Trifocal tensor estimation for n-view deep structure-from-motion

Structure-from-Motion (SfM) is the problem of recovering the 3D structure of a scene from n images of the same scene taken at different viewpoints. The 3D structure can be recovered by estimating the position of the cameras from which images were taken (camera pose) as well as depth measurements at each pixel of the images (depth map). SfM pipelines are useful in many applications spanning from autonomous driving to augmented reality. The number n of images used to infer a single depth map is crucial to reduce noise in the depth estimates and better handle occlusions. Neural networks have been used throughout the SfM pipeline to improve performance and robustenss. However, in the general case of n images neural networks typically do not take advantage of well known 3D geometric constraints. All the solutions proposed to alleviate this are limited to the base case of n = 2 views. In this work we propose an SfM pipeline for the general n-view case which efficiently couples neural networks with the use of 3D geometric constraints. The pipeline leverages the Trifocal tensor and presents a novel pose chaining algorithm to expand camera pose estimation to the general case of n images. We also provide a comparison between different Trifocal tensor estimation algorithms together with their implementation. We empirically show that our pipeline outperforms previous state-of-the-art SfM pipelines on the KITTI dataset while displaying promising results on ETH3D.

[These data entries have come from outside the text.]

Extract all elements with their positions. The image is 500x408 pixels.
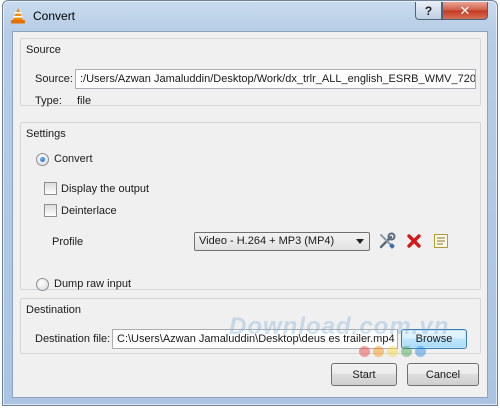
convert-radio-label[interactable]: Convert [54, 153, 93, 165]
source-group: Source Source: :/Users/Azwan Jamaluddin/… [20, 38, 481, 107]
profile-dropdown-value: Video - H.264 + MP3 (MP4) [199, 235, 335, 247]
cancel-button[interactable]: Cancel [407, 363, 479, 386]
watermark-dots [359, 346, 426, 357]
edit-profile-button[interactable] [377, 231, 397, 251]
delete-profile-button[interactable] [404, 231, 424, 251]
deinterlace-label[interactable]: Deinterlace [61, 205, 117, 217]
settings-group-title: Settings [26, 128, 66, 140]
source-label: Source: [35, 73, 73, 85]
chevron-down-icon [356, 239, 364, 244]
dump-raw-input-label[interactable]: Dump raw input [54, 278, 131, 290]
display-output-label[interactable]: Display the output [61, 183, 149, 195]
dump-raw-input-radio[interactable] [36, 278, 49, 291]
dialog-body: Source Source: :/Users/Azwan Jamaluddin/… [12, 31, 488, 398]
title-bar[interactable]: Convert ? ✕ [3, 1, 497, 31]
new-profile-button[interactable] [431, 231, 451, 251]
type-value: file [77, 95, 92, 107]
profile-label: Profile [52, 236, 84, 248]
source-path-field[interactable]: :/Users/Azwan Jamaluddin/Desktop/Work/dx… [75, 69, 476, 89]
profile-dropdown[interactable]: Video - H.264 + MP3 (MP4) [194, 232, 370, 251]
convert-radio[interactable] [36, 153, 49, 166]
wrench-screwdriver-icon [379, 232, 396, 249]
settings-group: Settings Convert Display the output Dein… [20, 122, 481, 291]
window-title: Convert [33, 9, 76, 23]
convert-window: Convert ? ✕ Source Source: :/Users/Azwan… [2, 0, 498, 406]
red-x-delete-icon [407, 234, 421, 248]
source-group-title: Source [26, 44, 61, 56]
destination-group-title: Destination [26, 304, 82, 316]
deinterlace-checkbox[interactable] [44, 204, 57, 217]
start-button[interactable]: Start [331, 363, 397, 386]
new-profile-list-icon [434, 234, 448, 248]
help-button[interactable]: ? [415, 2, 442, 20]
destination-file-label: Destination file: [35, 333, 111, 345]
download-watermark-logo: Download.com.vn [229, 313, 450, 340]
close-button[interactable]: ✕ [442, 2, 488, 20]
display-output-checkbox[interactable] [44, 182, 57, 195]
type-label: Type: [35, 95, 62, 107]
vlc-cone-icon [11, 8, 25, 24]
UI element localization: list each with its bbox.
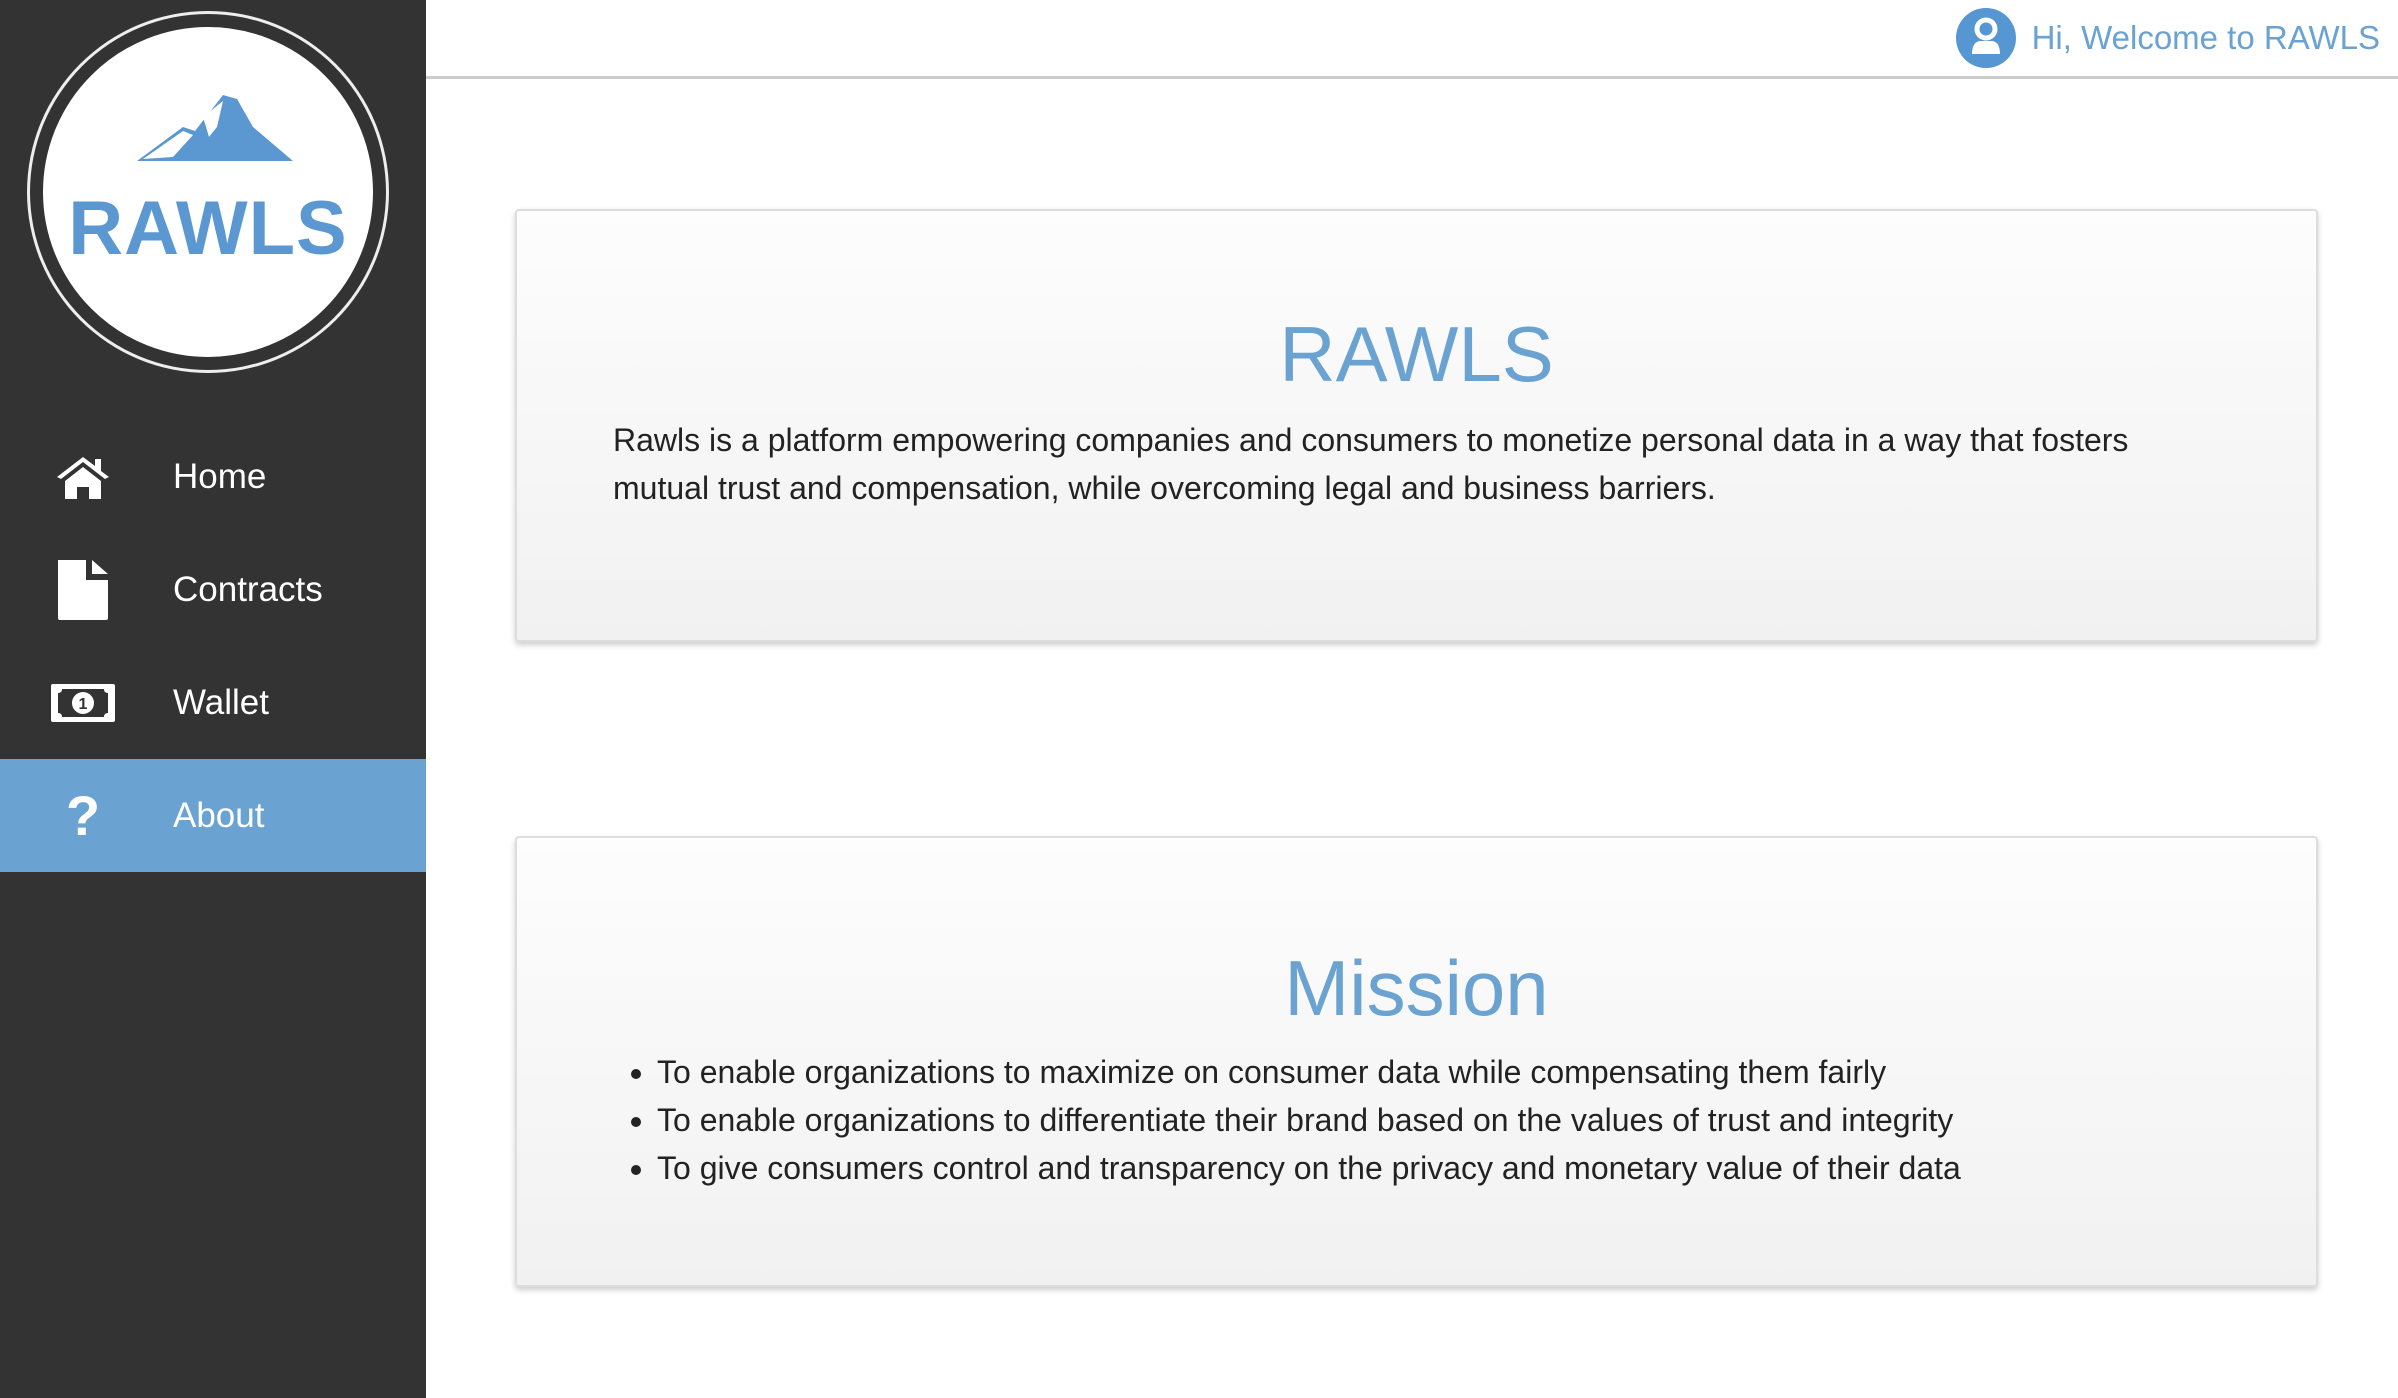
sidebar-item-about[interactable]: ? About	[0, 759, 426, 872]
user-welcome[interactable]: Hi, Welcome to RAWLS	[1955, 8, 2380, 68]
sidebar-item-contracts[interactable]: Contracts	[0, 533, 426, 646]
home-icon	[38, 453, 128, 501]
file-icon	[38, 558, 128, 622]
about-title: RAWLS	[1279, 310, 1554, 398]
welcome-text: Hi, Welcome to RAWLS	[2031, 19, 2380, 56]
about-card: RAWLS Rawls is a platform empowering com…	[515, 209, 2318, 642]
top-header: Hi, Welcome to RAWLS	[426, 0, 2398, 79]
sidebar-item-label: Contracts	[173, 569, 323, 609]
money-bill-icon: 1	[38, 683, 128, 723]
rawls-logo[interactable]: RAWLS	[36, 20, 380, 364]
about-description: Rawls is a platform empowering companies…	[613, 422, 2129, 506]
mission-card: Mission To enable organizations to maxim…	[515, 836, 2318, 1287]
sidebar-item-wallet[interactable]: 1 Wallet	[0, 646, 426, 759]
sidebar-item-home[interactable]: Home	[0, 420, 426, 533]
question-icon: ?	[65, 784, 101, 847]
sidebar-item-label: Wallet	[173, 682, 269, 722]
sidebar-item-label: Home	[173, 456, 267, 496]
logo-text: RAWLS	[68, 186, 348, 271]
mission-item: To enable organizations to differentiate…	[657, 1096, 2316, 1144]
mission-item: To give consumers control and transparen…	[657, 1144, 2316, 1192]
mission-title: Mission	[1284, 944, 1549, 1032]
sidebar: RAWLS Home Contracts 1 Wallet ? About	[0, 0, 426, 1398]
mission-item: To enable organizations to maximize on c…	[657, 1048, 2316, 1096]
sidebar-nav: Home Contracts 1 Wallet ? About	[0, 420, 426, 872]
mountain-icon	[137, 95, 293, 161]
svg-text:1: 1	[79, 696, 88, 713]
mission-list: To enable organizations to maximize on c…	[657, 1048, 2316, 1192]
sidebar-item-label: About	[173, 795, 265, 835]
user-circle-icon	[1955, 8, 2016, 68]
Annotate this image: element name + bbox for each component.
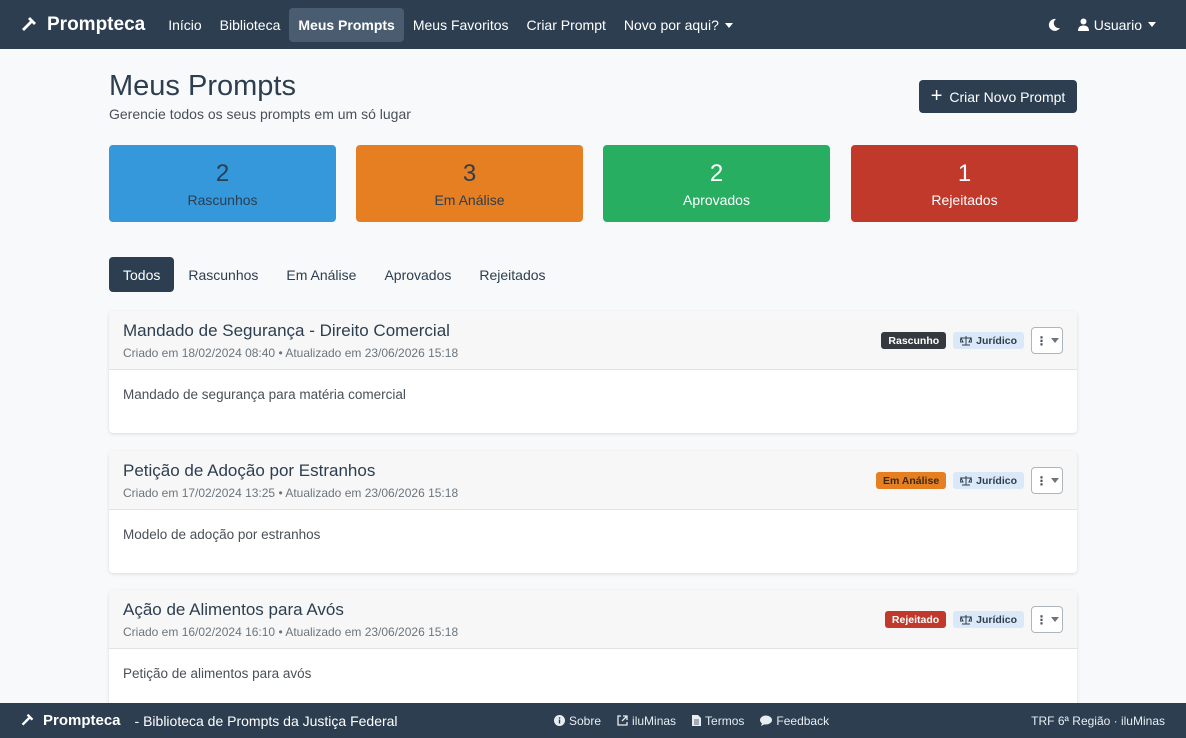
footer-link-label: Sobre — [569, 713, 602, 728]
stat-card-review: 3 Em Análise — [356, 145, 583, 222]
footer-link-label: Termos — [705, 713, 745, 728]
prompt-dates: Criado em 16/02/2024 16:10 • Atualizado … — [123, 625, 459, 639]
category-label: Jurídico — [976, 474, 1017, 487]
chevron-down-icon — [1050, 478, 1059, 483]
stat-label: Em Análise — [434, 192, 505, 208]
nav-inicio[interactable]: Início — [159, 8, 210, 42]
stat-value: 2 — [215, 160, 230, 187]
chevron-down-icon — [1050, 617, 1059, 622]
chevron-down-icon — [1050, 338, 1059, 343]
stat-label: Rejeitados — [931, 192, 998, 208]
hammer-icon — [21, 713, 34, 726]
chevron-down-icon — [1148, 22, 1156, 27]
document-icon — [692, 715, 702, 726]
plus-icon: + — [930, 84, 943, 107]
prompt-title[interactable]: Petição de Adoção por Estranhos — [123, 461, 375, 481]
footer-brand[interactable]: Prompteca — [20, 712, 121, 729]
footer-credits: TRF 6ª Região · iluMinas — [1031, 713, 1165, 728]
nav-biblioteca[interactable]: Biblioteca — [211, 8, 290, 42]
footer-link-sobre[interactable]: Sobre — [554, 714, 601, 728]
top-navbar: Prompteca Início Biblioteca Meus Prompts… — [0, 0, 1186, 49]
prompt-card: Ação de Alimentos para Avós Criado em 16… — [109, 590, 1077, 712]
footer-bar: Prompteca - Biblioteca de Prompts da Jus… — [0, 703, 1186, 738]
status-tabs: Todos Rascunhos Em Análise Aprovados Rej… — [109, 257, 560, 292]
page-title: Meus Prompts — [109, 70, 296, 102]
scale-icon — [960, 614, 973, 624]
prompt-title[interactable]: Ação de Alimentos para Avós — [123, 600, 344, 620]
nav-criar-prompt[interactable]: Criar Prompt — [518, 8, 615, 42]
prompt-card: Mandado de Segurança - Direito Comercial… — [109, 311, 1077, 433]
prompt-description: Mandado de segurança para matéria comerc… — [123, 387, 406, 402]
prompt-actions-dropdown[interactable]: ⋮ — [1031, 327, 1063, 354]
more-vertical-icon: ⋮ — [1035, 473, 1048, 488]
stat-card-drafts: 2 Rascunhos — [109, 145, 336, 222]
prompt-actions-dropdown[interactable]: ⋮ — [1031, 606, 1063, 633]
footer-link-ilumin[interactable]: iluMinas — [617, 714, 676, 728]
stat-label: Rascunhos — [187, 192, 258, 208]
status-badge: Rejeitado — [884, 611, 947, 628]
prompt-actions-dropdown[interactable]: ⋮ — [1031, 467, 1063, 494]
footer-tagline: - Biblioteca de Prompts da Justiça Feder… — [134, 712, 398, 729]
stat-card-rejected: 1 Rejeitados — [851, 145, 1078, 222]
user-menu-dropdown[interactable]: Usuario — [1077, 17, 1166, 33]
chevron-down-icon — [724, 23, 733, 29]
nav-meus-favoritos[interactable]: Meus Favoritos — [404, 8, 518, 42]
create-button-label: Criar Novo Prompt — [949, 88, 1066, 105]
brand-name: Prompteca — [47, 13, 146, 35]
tab-rascunhos[interactable]: Rascunhos — [174, 257, 272, 292]
nav-novo-por-aqui-dropdown[interactable]: Novo por aqui? — [615, 8, 742, 42]
info-icon — [554, 715, 565, 726]
tab-todos[interactable]: Todos — [109, 257, 175, 292]
create-new-prompt-button[interactable]: + Criar Novo Prompt — [919, 80, 1077, 113]
category-label: Jurídico — [976, 613, 1017, 626]
prompt-card-header: Mandado de Segurança - Direito Comercial… — [109, 311, 1077, 370]
prompt-dates: Criado em 18/02/2024 08:40 • Atualizado … — [123, 346, 459, 360]
more-vertical-icon: ⋮ — [1035, 612, 1048, 627]
stat-label: Aprovados — [683, 192, 750, 208]
more-vertical-icon: ⋮ — [1035, 333, 1048, 348]
tab-em-analise[interactable]: Em Análise — [272, 257, 370, 292]
footer-link-feedback[interactable]: Feedback — [760, 714, 829, 728]
tab-aprovados[interactable]: Aprovados — [370, 257, 465, 292]
footer-link-termos[interactable]: Termos — [692, 714, 744, 728]
user-name: Usuario — [1093, 16, 1142, 33]
footer-link-label: iluMinas — [632, 713, 677, 728]
prompt-card-header: Ação de Alimentos para Avós Criado em 16… — [109, 590, 1077, 649]
tab-rejeitados[interactable]: Rejeitados — [465, 257, 559, 292]
stat-value: 1 — [957, 160, 972, 187]
brand-link[interactable]: Prompteca — [20, 14, 145, 36]
scale-icon — [960, 335, 973, 345]
nav-novo-label: Novo por aqui? — [623, 16, 719, 33]
status-badge: Em Análise — [875, 472, 947, 489]
prompt-card: Petição de Adoção por Estranhos Criado e… — [109, 451, 1077, 573]
category-badge: Jurídico — [953, 332, 1024, 349]
stat-card-approved: 2 Aprovados — [603, 145, 830, 222]
nav-meus-prompts[interactable]: Meus Prompts — [289, 7, 404, 42]
dark-mode-toggle[interactable] — [1047, 18, 1061, 32]
category-badge: Jurídico — [953, 472, 1024, 489]
prompt-title[interactable]: Mandado de Segurança - Direito Comercial — [123, 321, 450, 341]
prompt-card-header: Petição de Adoção por Estranhos Criado e… — [109, 451, 1077, 510]
prompt-description: Modelo de adoção por estranhos — [123, 527, 321, 542]
footer-link-label: Feedback — [776, 713, 830, 728]
footer-brand-name: Prompteca — [43, 712, 121, 729]
category-badge: Jurídico — [953, 611, 1024, 628]
user-icon — [1077, 18, 1089, 31]
scale-icon — [960, 475, 973, 485]
hammer-icon — [22, 16, 36, 31]
status-badge: Rascunho — [881, 332, 947, 349]
moon-icon — [1048, 18, 1060, 31]
stat-value: 3 — [462, 160, 477, 187]
stat-value: 2 — [709, 160, 724, 187]
category-label: Jurídico — [976, 334, 1017, 347]
comment-icon — [760, 715, 773, 726]
external-link-icon — [617, 715, 628, 726]
page-subtitle: Gerencie todos os seus prompts em um só … — [109, 106, 411, 122]
prompt-dates: Criado em 17/02/2024 13:25 • Atualizado … — [123, 486, 459, 500]
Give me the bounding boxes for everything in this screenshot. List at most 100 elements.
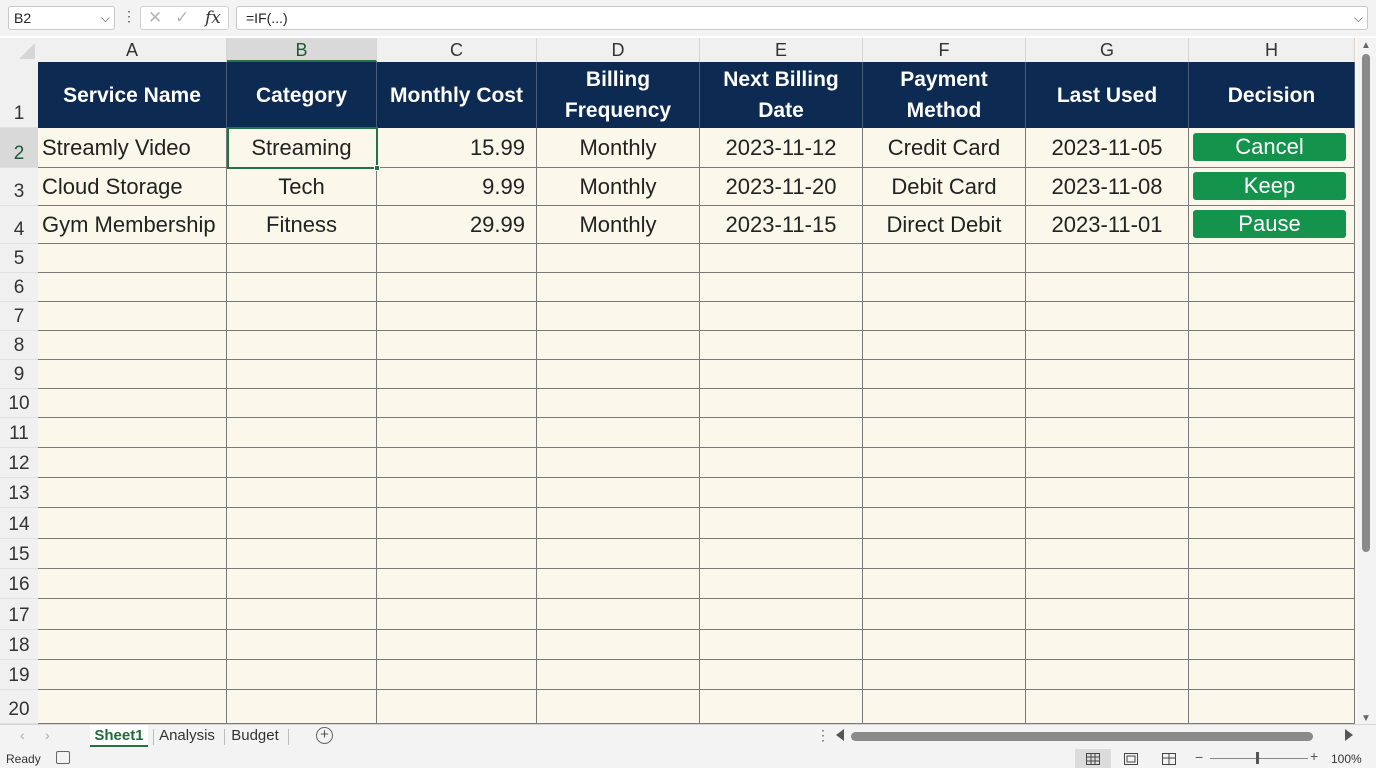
empty-cell[interactable] [227, 331, 377, 360]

Structure-from-Motion (SfM ) è il problema che consiste nello stimare la struttura tridimensionale di una scena a partire da n immagini della stessa, scattate da diversi punti di vista. La struttura 3D può essere recuperata stimando la posizione delle fotocamere da cui sono state scattate le immagini (posa della camera) e stimando la profondità per ogni pixel (mappa di profondità). Gli algoritmi di SfM sono utili in molte applicazioni che spaziano dalla guida autonoma alla realtà aumentata. Il numero n di immagini usate per ricavare una singola mappa di profondità è un parametro cruciale che permette di ridurre il rumore nelle stime di profondità e di gestire meglio le occlusioni. Le reti neurali sono state utilizzate in tutte le fasi degli algoritmi SfM per migliorarne prestazioni e robustezza. Tuttavia, nel caso generale di n immagini le reti neurali spesso fanno un uso limitato o inefficiente di noti vincoli geometrici tridimensionali. Tutte le soluzioni proposte per alleviare questi svantaggi sono limitate al caso base di n = 2 immagini. In questo lavoro proponiamo un algoritmo SfM ad n immagini che accoppia in modo efficiente le reti neurali con l’uso di vincoli geometrici 3D. La nostra proposta sfrutta il tensore Trifocale e inlcude un nuovo algoritmo di concatenamento della posa per espandere la stima della posa delle camere al caso generale di n immagini. Oltre a ciò, forniamo anche un confronto tra diversi algoritmi di stima del tensore Trifocale insieme alla loro implementazione. Infine, mostriamo empiricamente che il nostro algoritmo proposto supera i precedenti algoritmi stato dell’arte di SfM sul dataset KITTI e ottiene risultati promettenti su quello di ETH3D.